I recently wrote about portability, specifically, what it is and how to elect it.  This post takes it one step further, discussing how portability and gifting interact.

Sunset

The 2010 Tax Relief Act provides temporary relief as it only applies to the estates of decedent’s dying in calendar years 2011 and 2012.  Therefore, the current portability rule is set to sunset relatively soon. Additionally, it is only applicable if both spouse’s die after December 31, 2010, and before January 1, 2013.  It is unclear at this point what will happen to portability and the other provisions of the 2010 Tax Relief Act after 2012.  The President’s 2012 budget proposal (released February 2011) included portability as a permanent feature, although I would not (and am not) relying on this in planning with my clients.

Gifting

The portability feature of the 2010 Tax Relief Act permits a surviving spouse to utilize a deceased spouse’s unused exemption amount.  The unused exemption could be used by the surviving spouse to offset gift or estate taxes.  Note that portability does not increase the surviving spouse’s generation-skipping transfer tax exemption.
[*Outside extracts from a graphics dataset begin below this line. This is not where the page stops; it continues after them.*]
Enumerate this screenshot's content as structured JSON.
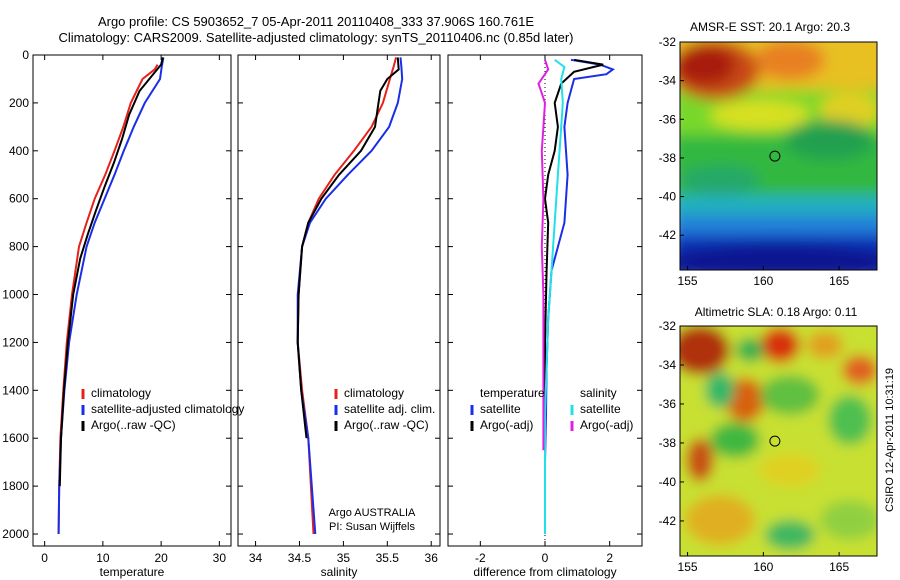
{
  "header": {
    "line1": "Argo profile: CS 5903652_7 05-Apr-2011 20110408_333 37.906S 160.761E",
    "line2": "Climatology: CARS2009. Satellite-adjusted climatology: synTS_20110406.nc (0.85d later)"
  },
  "side_text": "CSIRO 12-Apr-2011 10:31:19",
  "colors": {
    "climatology": "#e8201a",
    "satellite": "#1a2ee8",
    "argo": "#000000",
    "argo_adj_sal": "#e020e0",
    "sat_sal": "#20e0e8"
  },
  "chart_data": [
    {
      "type": "line",
      "panel": "temperature",
      "xlabel": "temperature",
      "xlim": [
        -2,
        32
      ],
      "xticks": [
        0,
        10,
        20,
        30
      ],
      "ylim": [
        0,
        2050
      ],
      "yticks": [
        0,
        200,
        400,
        600,
        800,
        1000,
        1200,
        1400,
        1600,
        1800,
        2000
      ],
      "y_reversed": true,
      "legend": {
        "placement": "lower-right",
        "entries": [
          "climatology",
          "satellite-adjusted climatology",
          "Argo(..raw -QC)"
        ]
      },
      "series": [
        {
          "name": "climatology",
          "color": "#e8201a",
          "x": [
            19.4,
            18.9,
            16.8,
            14.8,
            13.5,
            12.0,
            10.4,
            8.6,
            7.2,
            5.9,
            4.7,
            3.8,
            3.2,
            2.7,
            2.5,
            2.4
          ],
          "y": [
            40,
            60,
            100,
            200,
            300,
            400,
            500,
            600,
            700,
            800,
            1000,
            1200,
            1400,
            1600,
            1800,
            2000
          ]
        },
        {
          "name": "satellite-adjusted climatology",
          "color": "#1a2ee8",
          "x": [
            20.4,
            20.1,
            19.8,
            17.2,
            15.3,
            13.6,
            12.0,
            10.3,
            8.6,
            7.2,
            5.5,
            4.2,
            3.4,
            2.8,
            2.5,
            2.4
          ],
          "y": [
            10,
            50,
            100,
            200,
            300,
            400,
            500,
            600,
            700,
            800,
            1000,
            1200,
            1400,
            1600,
            1800,
            2000
          ]
        },
        {
          "name": "Argo(..raw -QC)",
          "color": "#000000",
          "x": [
            20.3,
            20.0,
            16.3,
            14.5,
            13.3,
            11.9,
            10.3,
            8.8,
            7.4,
            6.1,
            4.9,
            4.0,
            3.3,
            2.8,
            2.6
          ],
          "y": [
            10,
            40,
            150,
            250,
            350,
            450,
            550,
            650,
            750,
            850,
            1000,
            1200,
            1400,
            1600,
            1800
          ]
        }
      ]
    },
    {
      "type": "line",
      "panel": "salinity",
      "xlabel": "salinity",
      "xlim": [
        33.8,
        36.1
      ],
      "xticks": [
        34,
        34.5,
        35,
        35.5,
        36
      ],
      "ylim": [
        0,
        2050
      ],
      "y_reversed": true,
      "legend": {
        "placement": "lower-right",
        "entries": [
          "climatology",
          "satellite adj. clim.",
          "Argo(..raw -QC)"
        ]
      },
      "annotation": [
        "Argo AUSTRALIA",
        "PI: Susan Wijffels"
      ],
      "series": [
        {
          "name": "climatology",
          "color": "#e8201a",
          "x": [
            35.6,
            35.57,
            35.53,
            35.45,
            35.32,
            35.12,
            34.9,
            34.72,
            34.6,
            34.53,
            34.49,
            34.48,
            34.53,
            34.6,
            34.66
          ],
          "y": [
            10,
            50,
            100,
            200,
            300,
            400,
            500,
            600,
            700,
            800,
            1000,
            1200,
            1400,
            1600,
            2000
          ]
        },
        {
          "name": "satellite adj. clim.",
          "color": "#1a2ee8",
          "x": [
            35.65,
            35.66,
            35.67,
            35.62,
            35.52,
            35.32,
            35.05,
            34.8,
            34.62,
            34.53,
            34.48,
            34.48,
            34.52,
            34.6,
            34.68
          ],
          "y": [
            10,
            50,
            100,
            200,
            300,
            400,
            500,
            600,
            700,
            800,
            1000,
            1200,
            1400,
            1600,
            2000
          ]
        },
        {
          "name": "Argo(..raw -QC)",
          "color": "#000000",
          "x": [
            35.62,
            35.63,
            35.5,
            35.42,
            35.4,
            35.36,
            35.2,
            34.95,
            34.75,
            34.6,
            34.53,
            34.49,
            34.48,
            34.52,
            34.58
          ],
          "y": [
            10,
            60,
            100,
            150,
            200,
            300,
            400,
            500,
            600,
            700,
            800,
            1000,
            1200,
            1400,
            1600
          ]
        }
      ]
    },
    {
      "type": "line",
      "panel": "difference",
      "xlabel": "difference from climatology",
      "xlim": [
        -3,
        3
      ],
      "xticks": [
        -2,
        0,
        2
      ],
      "ylim": [
        0,
        2050
      ],
      "y_reversed": true,
      "legend": {
        "placement": "lower-right",
        "columns": [
          [
            "temperature",
            "satellite",
            "Argo(-adj)"
          ],
          [
            "salinity",
            "satellite",
            "Argo(-adj)"
          ]
        ]
      },
      "series": [
        {
          "name": "satellite",
          "group": "temperature",
          "color": "#1a2ee8",
          "x": [
            0.8,
            1.7,
            2.1,
            1.9,
            0.9,
            0.7,
            0.6,
            0.65,
            0.7,
            0.6,
            0.2,
            0.1,
            0.05,
            0.03,
            0.0,
            0.0
          ],
          "y": [
            20,
            40,
            60,
            80,
            100,
            200,
            300,
            400,
            500,
            700,
            900,
            1100,
            1300,
            1500,
            1700,
            2000
          ]
        },
        {
          "name": "Argo(-adj)",
          "group": "temperature",
          "color": "#000000",
          "x": [
            0.9,
            1.8,
            0.9,
            0.5,
            0.3,
            0.4,
            0.3,
            0.1,
            0.0,
            0.1,
            0.05,
            0.0,
            0.0,
            0.0
          ],
          "y": [
            20,
            40,
            70,
            120,
            200,
            300,
            400,
            500,
            600,
            700,
            900,
            1200,
            1500,
            1800
          ]
        },
        {
          "name": "satellite",
          "group": "salinity",
          "color": "#20e0e8",
          "x": [
            0.3,
            0.6,
            0.5,
            0.55,
            0.5,
            0.4,
            0.3,
            0.2,
            0.1,
            0.05,
            0.0,
            0.0,
            0.0
          ],
          "y": [
            20,
            50,
            100,
            200,
            300,
            500,
            700,
            900,
            1100,
            1300,
            1500,
            1700,
            2000
          ]
        },
        {
          "name": "Argo(-adj)",
          "group": "salinity",
          "color": "#e020e0",
          "x": [
            0.0,
            0.1,
            -0.2,
            -0.1,
            0.0,
            -0.1,
            -0.05,
            -0.1,
            -0.05,
            -0.05,
            -0.05
          ],
          "y": [
            20,
            60,
            120,
            160,
            200,
            400,
            600,
            800,
            1000,
            1200,
            1650
          ]
        }
      ]
    },
    {
      "type": "heatmap",
      "panel": "map-sst",
      "title": "AMSR-E SST: 20.1 Argo: 20.3",
      "xlim": [
        154.5,
        167.5
      ],
      "ylim": [
        -43.8,
        -32
      ],
      "xticks": [
        155,
        160,
        165
      ],
      "yticks": [
        -32,
        -34,
        -36,
        -38,
        -40,
        -42
      ],
      "marker": {
        "lon": 160.761,
        "lat": -37.906
      }
    },
    {
      "type": "heatmap",
      "panel": "map-sla",
      "title": "Altimetric SLA: 0.18 Argo: 0.11",
      "xlim": [
        154.5,
        167.5
      ],
      "ylim": [
        -43.8,
        -32
      ],
      "xticks": [
        155,
        160,
        165
      ],
      "yticks": [
        -32,
        -34,
        -36,
        -38,
        -40,
        -42
      ],
      "marker": {
        "lon": 160.761,
        "lat": -37.906
      }
    }
  ]
}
Given the uncertainty of whether or not portability will become a permanent feature, a surviving spouse with a large estate may want to consider using a deceased spouse’s unused exemption to make lifetime gifts during 2011 or 2012.  If portability is terminated following 2012, any remaining balance of a surviving spouse’s deceased spouse’s unused exemption will likely be lost permanently.

If portability is terminated, it is possible that Congress would require recapture, upon a surviving spouse’s post-2012 death, of any tax benefits realized by the surviving spouse’s use of the deceased spouse’s unused exemption amount. Although this uncertainty may dissuade some from utilizing portability, there are potential benefits.  For example, a surviving spouse’s gift tax use of a deceased spouse’s unused exemption may result in greater estate taxes at his/her death if recapture is required, however, such lifetime transfers would still remove any post-gift appreciation and income generated by the asset from the second spouse’s estate on his/her death.  This can be a particularly advantageous planning technique.

Portability is a new and complex topic; therefore, it is imperative to speak with an estate planning attorney and/or CPA regarding the advantages and disadvantages of portability.